Insys has been in the headlines repeatedly over the past year, for both its opioid-related activities and for its suspicious moves into the pharmaceutical cannabis market. The company has written to the DEA urging them to continue the prohibition of naturally-derived cannabis, while at the same time receiving approval from the FDA to market a synthetically-derived THC medication. In 2016, the company gave $500,000 to an Arizona anti-legalization group to help fund their successful effort to block recreational marijuana legalization in the state, where Insys is also based.

The Justice Department has also claimed that the company's executives conspired to mislead and defraud health insurance companies that were hesitant to approve the drug's use in non-cancer patients.

The charges of conspiracy and wire fraud are punishable by up to 20 years in prison and a $250,000 fine each. The charges of conspiracy to violate the Anti-Kickback Law can bring up to five years in jail and a $25,000 fine.
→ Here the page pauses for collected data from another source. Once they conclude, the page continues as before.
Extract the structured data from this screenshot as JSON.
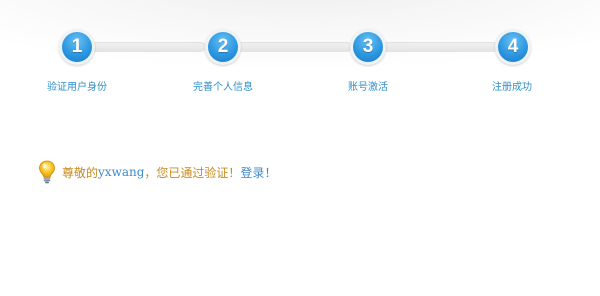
{
  "steps": [
    {
      "number": "1",
      "label": "验证用户身份"
    },
    {
      "number": "2",
      "label": "完善个人信息"
    },
    {
      "number": "3",
      "label": "账号激活"
    },
    {
      "number": "4",
      "label": "注册成功"
    }
  ],
  "message": {
    "prefix": "尊敬的",
    "username": "yxwang",
    "body": "，您已通过验证！",
    "login_link": "登录",
    "suffix": "！",
    "icon": "lightbulb-icon"
  },
  "colors": {
    "step_blue": "#2d97e0",
    "label_blue": "#2f8fc9",
    "message_orange": "#c98a1c",
    "link_blue": "#3f8ac8"
  }
}
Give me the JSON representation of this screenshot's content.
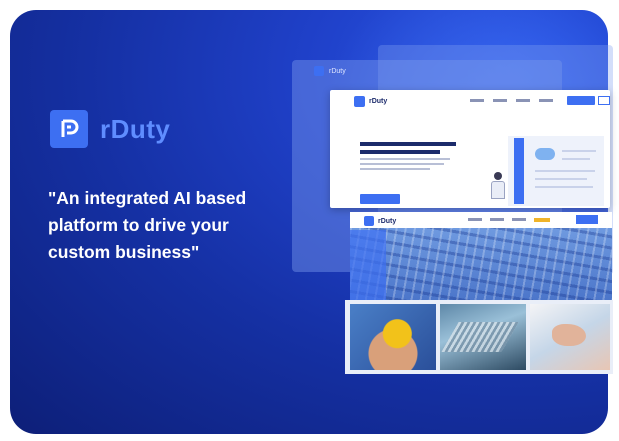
{
  "brand": {
    "name": "rDuty",
    "accent": "#3d6ff2",
    "background": "#1530a3",
    "logo_icon": "rduty-logo-icon"
  },
  "tagline": {
    "lines": [
      "\"An integrated AI based",
      "platform to drive your",
      "custom business\""
    ]
  },
  "mockups": {
    "back_window_title": "rDuty",
    "front_window_title": "rDuty",
    "lower_window_title": "rDuty"
  }
}
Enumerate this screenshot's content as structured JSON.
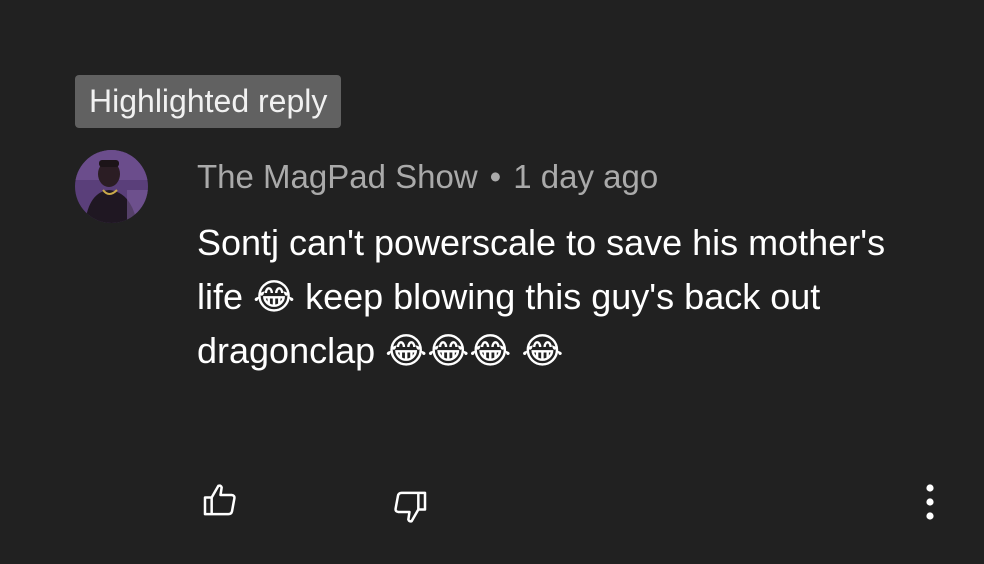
{
  "highlight_badge": "Highlighted reply",
  "comment": {
    "author": "The MagPad Show",
    "separator": "•",
    "timestamp": "1 day ago",
    "text": "Sontj can't powerscale to save his mother's life 😂 keep blowing this guy's back out dragonclap 😂😂😂 😂"
  },
  "actions": {
    "like_icon": "thumbs-up-icon",
    "dislike_icon": "thumbs-down-icon",
    "more_icon": "vertical-ellipsis-icon"
  },
  "colors": {
    "background": "#212121",
    "badge_background": "#616161",
    "meta_text": "#aaaaaa",
    "body_text": "#ffffff"
  }
}
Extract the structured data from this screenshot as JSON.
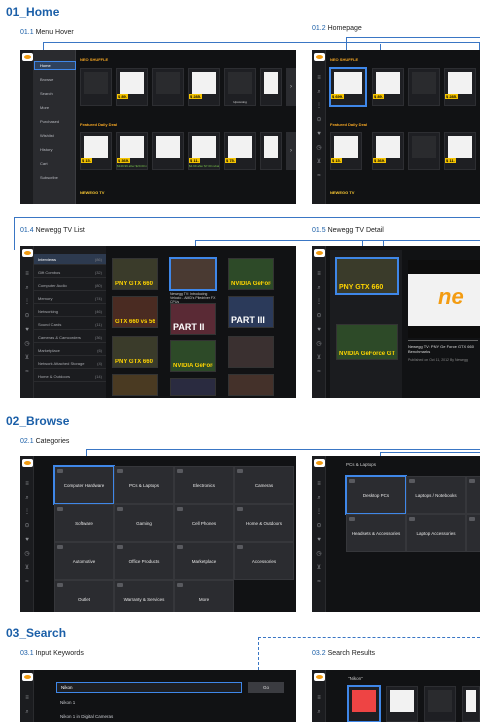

“Pharmaceutical companies whose products include controlled medications that can lead to addiction and overdose have a special obligation to operate in a trustworthy, transparent manner, because their customers’ health and safety and, indeed, very lives depend on it,” said DEA Special Agent Michael J. Ferguson.

Earlier this year, Arizona Attorney General Mark Brnovich sued Insys over these same deceptive practices. “Insys lied to insurers, concealed key facts from doctors and patients, and paid doctors sham ‘speaker fees’ in exchange for writing prescriptions, all in order to increase the sales of Subsys, without regard for the health and safety of patients,” the Arizona suit alleged. “Insys made hundreds of millions of dollars from its deceptive scheme, but also put countless patients in harm’s way, exposing them to unacceptable and unnecessary risks of addiction and death.”